Sunday, September 05, 2010

Digging Traps

So, Norway Bay a cottaging community. It's not at all how I envision the stereotypical Canadian cottage. We're on a street (albeit not paved); we have neighbours who are quite close to us and we aren't directly on the water.

The cottage circa 2008 (before our most recent paint job)
We're lucky to be at the bottom of a hill, because it means we only really have neighbours behind us and to one side. There are people up the hill, but there's enough distance between us.

The Witches' Cottage
We (my quasi-cousins and I) called this place the Witches' Cottage because, when not in the sunlight, it looks so damn creepy. There's a broken window, and rarely has anyone there. I think it's the fact that it's supposed to look like a storybook gingerbread house that really used to creep me out.

Okay, maybe it still creeps me out a bit.

Of all the people on the street, there's one place that used to fill me with fear:

The Cheskwans
Back in the '90s the owners of this place (two doors down from us) used to have a Doberman. It would stare us down and growl menacingly every time we walked passed the cottage to go to the beach. I swear, the dog's eyes glinted red and you knew, you just knew, that if he got off the leash, he'd go straight for your throat.

We were all terrified of it. We'd hurry passed the place muttering, "Don't look. Don't look. DON'T MAKE EYE CONTACT FOR THE LOVE OF GOD!"

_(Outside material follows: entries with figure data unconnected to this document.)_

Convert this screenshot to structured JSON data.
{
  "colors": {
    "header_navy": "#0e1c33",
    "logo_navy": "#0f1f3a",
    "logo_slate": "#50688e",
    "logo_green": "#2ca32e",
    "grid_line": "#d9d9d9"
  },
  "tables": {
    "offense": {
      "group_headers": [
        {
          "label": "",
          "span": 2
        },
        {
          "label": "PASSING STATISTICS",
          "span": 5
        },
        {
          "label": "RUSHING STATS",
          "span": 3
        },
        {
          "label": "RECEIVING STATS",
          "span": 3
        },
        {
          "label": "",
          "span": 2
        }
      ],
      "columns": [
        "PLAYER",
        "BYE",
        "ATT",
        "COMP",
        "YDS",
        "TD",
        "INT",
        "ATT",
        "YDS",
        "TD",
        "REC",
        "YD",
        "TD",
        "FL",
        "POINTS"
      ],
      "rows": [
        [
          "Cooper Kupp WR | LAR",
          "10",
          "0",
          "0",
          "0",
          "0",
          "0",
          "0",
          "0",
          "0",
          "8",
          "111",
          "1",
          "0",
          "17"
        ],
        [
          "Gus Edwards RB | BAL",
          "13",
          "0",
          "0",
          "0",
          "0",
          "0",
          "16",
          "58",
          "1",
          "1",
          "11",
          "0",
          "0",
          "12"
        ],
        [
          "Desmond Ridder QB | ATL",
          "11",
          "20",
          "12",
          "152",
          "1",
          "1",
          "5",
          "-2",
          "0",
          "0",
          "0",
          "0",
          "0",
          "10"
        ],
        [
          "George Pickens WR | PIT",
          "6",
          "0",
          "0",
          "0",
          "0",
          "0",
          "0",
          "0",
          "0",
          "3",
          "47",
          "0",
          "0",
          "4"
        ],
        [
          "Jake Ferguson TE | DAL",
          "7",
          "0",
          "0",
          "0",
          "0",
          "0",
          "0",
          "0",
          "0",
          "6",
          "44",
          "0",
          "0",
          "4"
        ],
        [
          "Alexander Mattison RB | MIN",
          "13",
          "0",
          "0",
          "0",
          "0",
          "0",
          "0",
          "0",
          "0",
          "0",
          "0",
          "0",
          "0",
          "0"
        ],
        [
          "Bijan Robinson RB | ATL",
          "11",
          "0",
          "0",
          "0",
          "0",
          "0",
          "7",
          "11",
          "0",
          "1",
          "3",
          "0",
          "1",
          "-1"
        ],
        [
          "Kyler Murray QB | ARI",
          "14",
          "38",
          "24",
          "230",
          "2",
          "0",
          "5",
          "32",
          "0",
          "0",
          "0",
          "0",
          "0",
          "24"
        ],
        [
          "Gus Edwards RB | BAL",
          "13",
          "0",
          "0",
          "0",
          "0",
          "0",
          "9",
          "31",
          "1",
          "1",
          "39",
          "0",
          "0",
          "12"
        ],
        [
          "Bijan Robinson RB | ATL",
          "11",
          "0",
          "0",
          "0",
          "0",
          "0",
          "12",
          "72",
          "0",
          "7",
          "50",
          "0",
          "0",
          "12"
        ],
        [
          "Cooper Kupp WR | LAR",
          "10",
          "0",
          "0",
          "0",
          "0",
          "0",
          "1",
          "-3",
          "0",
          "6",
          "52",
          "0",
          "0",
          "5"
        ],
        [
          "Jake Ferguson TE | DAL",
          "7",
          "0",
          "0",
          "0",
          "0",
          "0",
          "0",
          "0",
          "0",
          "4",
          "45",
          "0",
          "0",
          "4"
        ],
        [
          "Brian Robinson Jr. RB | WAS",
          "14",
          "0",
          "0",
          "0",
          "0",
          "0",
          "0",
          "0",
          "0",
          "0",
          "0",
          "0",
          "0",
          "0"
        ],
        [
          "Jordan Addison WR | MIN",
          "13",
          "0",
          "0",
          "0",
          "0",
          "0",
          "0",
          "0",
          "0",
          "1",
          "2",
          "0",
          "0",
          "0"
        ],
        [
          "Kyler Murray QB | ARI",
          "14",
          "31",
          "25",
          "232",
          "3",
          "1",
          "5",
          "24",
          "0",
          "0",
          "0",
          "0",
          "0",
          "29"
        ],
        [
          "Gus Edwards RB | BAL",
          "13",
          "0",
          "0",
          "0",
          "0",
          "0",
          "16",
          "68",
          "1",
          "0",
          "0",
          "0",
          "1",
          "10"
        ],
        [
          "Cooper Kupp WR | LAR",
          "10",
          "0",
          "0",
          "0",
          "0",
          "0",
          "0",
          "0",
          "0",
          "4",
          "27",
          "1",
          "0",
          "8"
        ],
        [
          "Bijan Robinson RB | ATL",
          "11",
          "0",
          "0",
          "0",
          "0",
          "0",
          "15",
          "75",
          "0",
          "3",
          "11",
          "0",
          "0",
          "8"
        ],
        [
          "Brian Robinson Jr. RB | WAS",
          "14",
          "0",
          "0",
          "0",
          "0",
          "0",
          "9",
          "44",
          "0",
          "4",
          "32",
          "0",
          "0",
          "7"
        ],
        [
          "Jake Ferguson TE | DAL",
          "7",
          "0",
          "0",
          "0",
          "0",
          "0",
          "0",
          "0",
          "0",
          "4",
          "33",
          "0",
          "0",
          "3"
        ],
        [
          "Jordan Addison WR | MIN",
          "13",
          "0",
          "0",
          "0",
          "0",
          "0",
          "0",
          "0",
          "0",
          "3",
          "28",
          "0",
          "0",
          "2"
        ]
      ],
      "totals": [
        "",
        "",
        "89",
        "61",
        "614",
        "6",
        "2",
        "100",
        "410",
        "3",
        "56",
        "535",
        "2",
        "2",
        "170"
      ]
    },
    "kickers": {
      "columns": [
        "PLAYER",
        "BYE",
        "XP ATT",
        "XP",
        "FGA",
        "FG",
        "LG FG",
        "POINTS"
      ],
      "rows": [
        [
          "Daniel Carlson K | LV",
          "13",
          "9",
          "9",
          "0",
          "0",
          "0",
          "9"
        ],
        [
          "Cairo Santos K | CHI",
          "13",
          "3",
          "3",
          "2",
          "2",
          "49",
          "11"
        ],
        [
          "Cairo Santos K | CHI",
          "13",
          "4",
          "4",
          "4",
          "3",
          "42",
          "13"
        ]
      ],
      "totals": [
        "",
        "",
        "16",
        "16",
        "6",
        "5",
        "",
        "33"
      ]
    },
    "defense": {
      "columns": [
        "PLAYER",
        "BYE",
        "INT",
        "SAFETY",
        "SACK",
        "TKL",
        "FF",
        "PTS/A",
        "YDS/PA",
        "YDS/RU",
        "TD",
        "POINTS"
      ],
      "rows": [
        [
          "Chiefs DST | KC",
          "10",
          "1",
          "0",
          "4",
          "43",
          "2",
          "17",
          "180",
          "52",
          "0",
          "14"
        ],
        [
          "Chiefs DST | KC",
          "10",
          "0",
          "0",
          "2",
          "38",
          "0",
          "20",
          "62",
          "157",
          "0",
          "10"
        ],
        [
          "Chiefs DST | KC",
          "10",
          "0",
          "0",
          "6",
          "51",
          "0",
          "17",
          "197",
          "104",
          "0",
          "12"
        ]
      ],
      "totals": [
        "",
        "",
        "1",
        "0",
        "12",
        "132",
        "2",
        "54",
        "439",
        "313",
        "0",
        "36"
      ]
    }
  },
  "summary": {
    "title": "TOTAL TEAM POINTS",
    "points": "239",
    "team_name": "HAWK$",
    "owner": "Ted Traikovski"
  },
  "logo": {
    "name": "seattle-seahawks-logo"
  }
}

And as kids, we did the only thing we could do: tried to take our revenge on the owners to the best of our abilities.

They owned a boat, you see. It was called Wishful Thinking and it was parked in a totally awkward spot that blocked our playing path in the water down at the beach. We hated it, and frankly, we already hated the Cheskwans because of their dog. Anyone who had a dog that evil had to be evil themselves.

So, we'd dig holes in the sand around the boat. We called them Cheskwan traps and did it for years. In fact, when I moved back from Japan, one of the first things I did when I got up to the cottage was dig a Cheskwan trap. Of course, you'd have to be careful about it, because every so often you'd forget where you'd dug a pit and go falling in one yourself.

Nothing worse than falling into your own trap.

Phil fell in to one of his two summers back. We still make fun of him.

But, for all of our digging traps, the Cheskwans didn't seem to notice. In fact, it seemed like he-Cheskwan only got more evil.

The Doberman died of old age and they got a small, horrible yappy dog that lunged at people.

And in response to a neighbourhood dog that got loose, he put up a sign that read:

Any dog found on this property
Will be returned to its owner

In a paper bag

So, you see, his evilness wasn't just in our heads.

This summer, when my uncle, aunt and cousins were up, my uncle and he-Cheskwan started talking. Apparently he was upset about the holes dug around his boat that have been appearing for years.

My whole childhood has been vindicated.

2 comments:

Keith said...

HUZZAH! That is super amazing. Though did you ever think that perhaps your traps only fuelled the evil? I'm just saying, is all...

Also, boo to yappy dogs, but I guess also boo to huge dobermans with evil red glints... it seems like it was a loose loose.

Alyson said...

It might have. I do wonder if we made things worse for ourselves!